Die saisonübliche Eintrübung im Baugewerbe fällt zu Jahresbeginn 2017 weitgehend aus: Die Lagebewertung der Baubranche sinkt gegenüber der Vorumfrage im Herbst 2016 nur leicht (Saldorückgang von 54 auf 52 Punkte). Im Vergleich zum ohnehin schon starken Jahresstart 2016 legte der Saldo aus „gut“- und „schlecht“-Meldungen um ganze elf Punkte zu. 58 % der Befragten bewerten ihre Lage als „gut“, 36 % als „befriedigend“ und nur 6 % als „schlecht“. Hoch- und Ausbau stehen weiterhin besonders gut dar (Saldo von 52 bzw. 56 gegenüber 42 bzw. 46 zu Beginn des Vorjahres). Die starke Entwicklung des Wohnungsbaus hat sich fortgesetzt, gestützt durch günstige Zinsen, steigende Einkommen, den Wohnraumbedarf Geflüchteter sowie eine vor allem in Ballungsräumen wachsende Bevölkerung. Der Tiefbau konnte im Jahresvergleich ebenfalls kräftig zulegen (Saldo von 44 nach 37 Punkten im Vorjahr). Die gestiegenen Infrastrukturausgaben von Bund und Ländern kommen zunehmend bei den Betrieben an, ebenso die Investitionen in den Breitbandausbau.

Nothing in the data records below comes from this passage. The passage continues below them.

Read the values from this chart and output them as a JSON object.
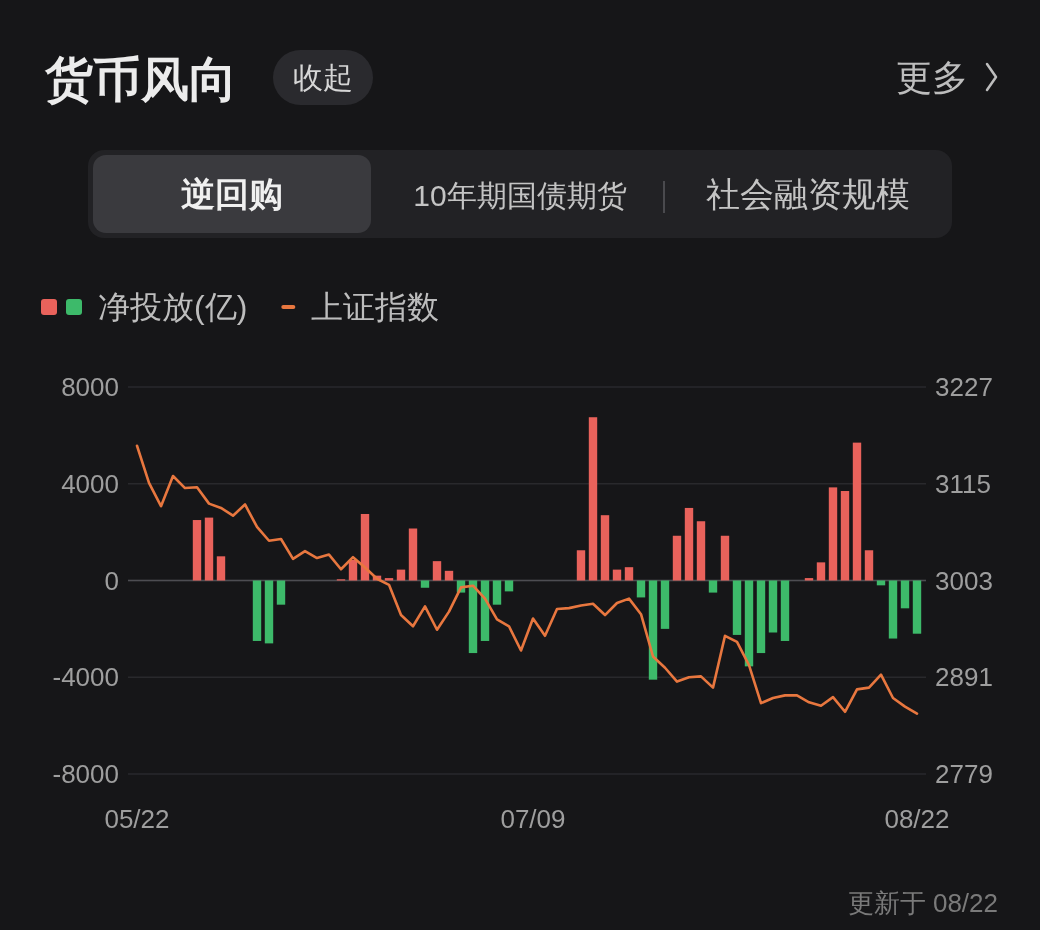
{
  "chart_data": {
    "type": "bar",
    "title": "货币风向",
    "subtitle": "逆回购",
    "annotations": [
      "收起",
      "更多",
      "10年期国债期货",
      "社会融资规模",
      "更新于 08/22"
    ],
    "categories": [
      "05/22",
      null,
      null,
      null,
      null,
      null,
      null,
      null,
      null,
      null,
      null,
      null,
      null,
      null,
      null,
      null,
      null,
      null,
      null,
      null,
      null,
      null,
      null,
      null,
      null,
      null,
      null,
      null,
      null,
      null,
      null,
      null,
      null,
      "07/09",
      null,
      null,
      null,
      null,
      null,
      null,
      null,
      null,
      null,
      null,
      null,
      null,
      null,
      null,
      null,
      null,
      null,
      null,
      null,
      null,
      null,
      null,
      null,
      null,
      null,
      null,
      null,
      null,
      null,
      null,
      null,
      "08/22"
    ],
    "series": [
      {
        "name": "净投放(亿)",
        "values": [
          null,
          null,
          null,
          null,
          null,
          2500,
          2600,
          1000,
          null,
          null,
          -2500,
          -2600,
          -1000,
          null,
          null,
          null,
          null,
          50,
          850,
          2750,
          200,
          100,
          450,
          2150,
          -300,
          800,
          400,
          -500,
          -3000,
          -2500,
          -1000,
          -450,
          null,
          null,
          null,
          null,
          null,
          1250,
          6750,
          2700,
          450,
          550,
          -700,
          -4100,
          -2000,
          1850,
          3000,
          2450,
          -500,
          1850,
          -2250,
          -3550,
          -3000,
          -2150,
          -2500,
          null,
          100,
          750,
          3850,
          3700,
          5700,
          1250,
          -200,
          -2400,
          -1150,
          -2200
        ],
        "colors": [
          null,
          null,
          null,
          null,
          null,
          "#e9625b",
          "#e9625b",
          "#e9625b",
          null,
          null,
          "#3dba6a",
          "#3dba6a",
          "#3dba6a",
          null,
          null,
          null,
          null,
          "#e9625b",
          "#e9625b",
          "#e9625b",
          "#e9625b",
          "#e9625b",
          "#e9625b",
          "#e9625b",
          "#3dba6a",
          "#e9625b",
          "#e9625b",
          "#3dba6a",
          "#3dba6a",
          "#3dba6a",
          "#3dba6a",
          "#3dba6a",
          null,
          null,
          null,
          null,
          null,
          "#e9625b",
          "#e9625b",
          "#e9625b",
          "#e9625b",
          "#e9625b",
          "#3dba6a",
          "#3dba6a",
          "#3dba6a",
          "#e9625b",
          "#e9625b",
          "#e9625b",
          "#3dba6a",
          "#e9625b",
          "#3dba6a",
          "#3dba6a",
          "#3dba6a",
          "#3dba6a",
          "#3dba6a",
          null,
          "#e9625b",
          "#e9625b",
          "#e9625b",
          "#e9625b",
          "#e9625b",
          "#e9625b",
          "#3dba6a",
          "#3dba6a",
          "#3dba6a",
          "#3dba6a"
        ]
      },
      {
        "name": "上证指数",
        "type": "line",
        "axis": "y2",
        "color": "#e8773f",
        "values": [
          3159,
          3116,
          3089,
          3124,
          3110,
          3111,
          3092,
          3087,
          3078,
          3091,
          3065,
          3049,
          3051,
          3028,
          3037,
          3029,
          3033,
          3016,
          3030,
          3018,
          3005,
          2998,
          2963,
          2950,
          2973,
          2946,
          2967,
          2995,
          2997,
          2982,
          2958,
          2950,
          2922,
          2959,
          2939,
          2970,
          2971,
          2974,
          2976,
          2963,
          2977,
          2982,
          2964,
          2915,
          2902,
          2886,
          2891,
          2892,
          2879,
          2939,
          2932,
          2905,
          2861,
          2867,
          2870,
          2870,
          2862,
          2858,
          2868,
          2851,
          2877,
          2879,
          2894,
          2867,
          2857,
          2849
        ]
      }
    ],
    "ylim": [
      -8000,
      8000
    ],
    "yticks": [
      -8000,
      -4000,
      0,
      4000,
      8000
    ],
    "y2lim": [
      2779,
      3227
    ],
    "y2ticks": [
      2779,
      2891,
      3003,
      3115,
      3227
    ],
    "grid": "y",
    "legend": "top left"
  }
}
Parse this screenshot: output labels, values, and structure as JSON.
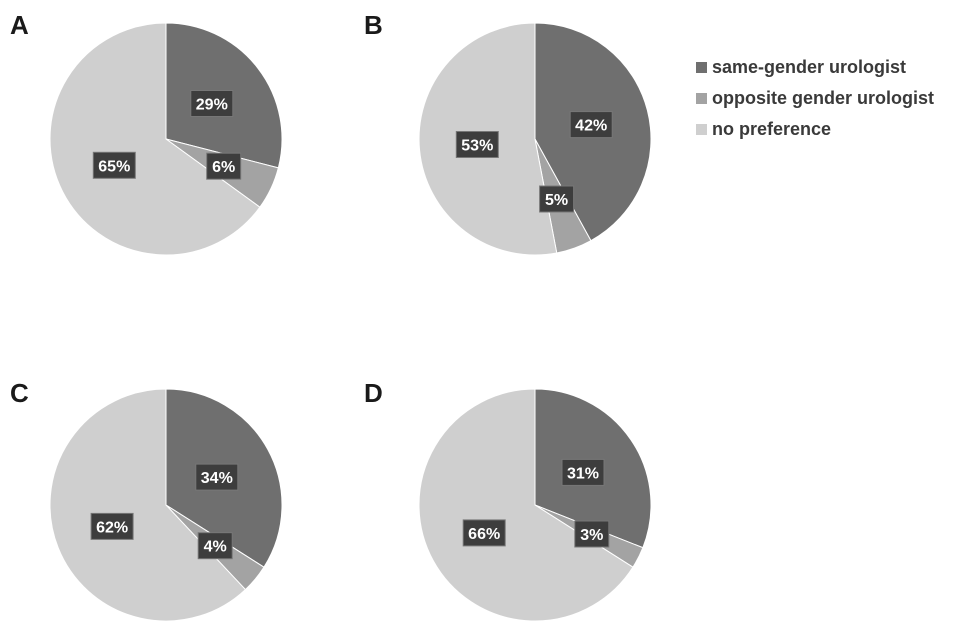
{
  "chart_data": [
    {
      "type": "pie",
      "panel": "A",
      "categories": [
        "same-gender urologist",
        "opposite gender urologist",
        "no preference"
      ],
      "values": [
        29,
        6,
        65
      ],
      "data_labels": [
        "29%",
        "6%",
        "65%"
      ]
    },
    {
      "type": "pie",
      "panel": "B",
      "categories": [
        "same-gender urologist",
        "opposite gender urologist",
        "no preference"
      ],
      "values": [
        42,
        5,
        53
      ],
      "data_labels": [
        "42%",
        "5%",
        "53%"
      ]
    },
    {
      "type": "pie",
      "panel": "C",
      "categories": [
        "same-gender urologist",
        "opposite gender urologist",
        "no preference"
      ],
      "values": [
        34,
        4,
        62
      ],
      "data_labels": [
        "34%",
        "4%",
        "62%"
      ]
    },
    {
      "type": "pie",
      "panel": "D",
      "categories": [
        "same-gender urologist",
        "opposite gender urologist",
        "no preference"
      ],
      "values": [
        31,
        3,
        66
      ],
      "data_labels": [
        "31%",
        "3%",
        "66%"
      ]
    }
  ],
  "legend": {
    "placement": "top-right",
    "items": [
      {
        "label": "same-gender urologist",
        "color": "#6f6f6f"
      },
      {
        "label": "opposite gender urologist",
        "color": "#a3a3a3"
      },
      {
        "label": "no preference",
        "color": "#cfcfcf"
      }
    ]
  },
  "colors": {
    "label_box": "#3d3d3d",
    "label_text": "#ffffff",
    "slice_border": "#ffffff"
  }
}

Die Geschäftslage hat sich in allen Beschäftigtengrößenklassen verbessert, der stärkste Anstieg konnte aber bei den größeren Firmen mit 200 und mehr Beschäftigten beobachtet werden. Der Saldo liegt mit 60 Punkten um 18 Punkte über dem Vorjahresniveau und damit auch deutlich über dem Durchschnitt.

Geschäftserwartungen

Die Bauwirtschaft ist so optimistisch wie nie zuvor zu Beginn eines Jahres: Der Erwartungssaldo aus „besser“- und „schlechter“-Meldungen kletterte binnen eines Jahres um fünf auf 11 Punkte. Im Vergleich zur Herbstumfrage ist der Saldo saisonbedingt sogar um 6 Punkte gestiegen. Der Anteil der Pessimisten liegt bei 8 % und damit sogar um zwei Prozentpunkte niedriger als zum ohnehin niedrigen Ergebnis zu Beginn des vergangenen Jahres. 73 % der befragten Bauunternehmen erwarten für die kommenden 12 Monate eine „gleichbleibende“ Geschäftslage, knapp jedes fünfte Unternehmen rechnet sogar mit einer Verbesserung.

In allen Sparten haben sich die Geschäftserwartungen im Vergleich zur Vorjahresumfrage verbessert: Die Bautätigkeit bleibt vor allem im Wohnungsbau hoch, der Saldo stieg im Hochbau um drei auf 13 Punkte und im Ausbau um sechs auf 12 Punkte. Aber auch die Tiefbauunternehmen sehen optimistisch auf 2017: Der Erwartungssaldo legte um 5 auf plus 3 Punkte zu.

Die Zukunftserwartung fällt nach Betriebsgrößenklassen allerdings sehr unterschiedlich aus: Während der Geschäftserwartungssaldo bei den Kleinbetrieben mit 1 bis 19 und bei den mittleren Betrieben mit 20 bis 199 Beschäftigten zu Jahresbeginn 2017 im Vergleich zur Vorjahresumfrage zugelegt hat und mit plus 13 über bzw. mit plus 10 nur leicht unter dem Durchschnitt liegt, hat sich der Saldo bei den größeren Betriebe mit 200 und mehr Beschäftigten verschlechtert (um neun auf drei Punkte).

Konjunkturrisiken

Erstmals seit 2012 hat das Risiko der „Energie- und Rohstoffpreise“ zu Jahresbeginn im Vergleich zur Vorjahresumfrage wieder an Bedeutung gewonnen, die anziehende Weltkonjunktur gibt nach Einschätzung des DIHK den Rohstoffpreisen Auftrieb; so steigen die Kosten für Öl und Industrierohstoffe. Im Baugewerbe sorgt sich demnach jedes dritte Unternehmen um die Entwicklung der Energie- und Rohstoffpreise, im Vorjahr betraf dies nur jedes fünfte (Mehrfachnennungen möglich). Im Tiefbau machen sich - angesichts steigender Bitumenpreise - sogar 36 % Sorgen.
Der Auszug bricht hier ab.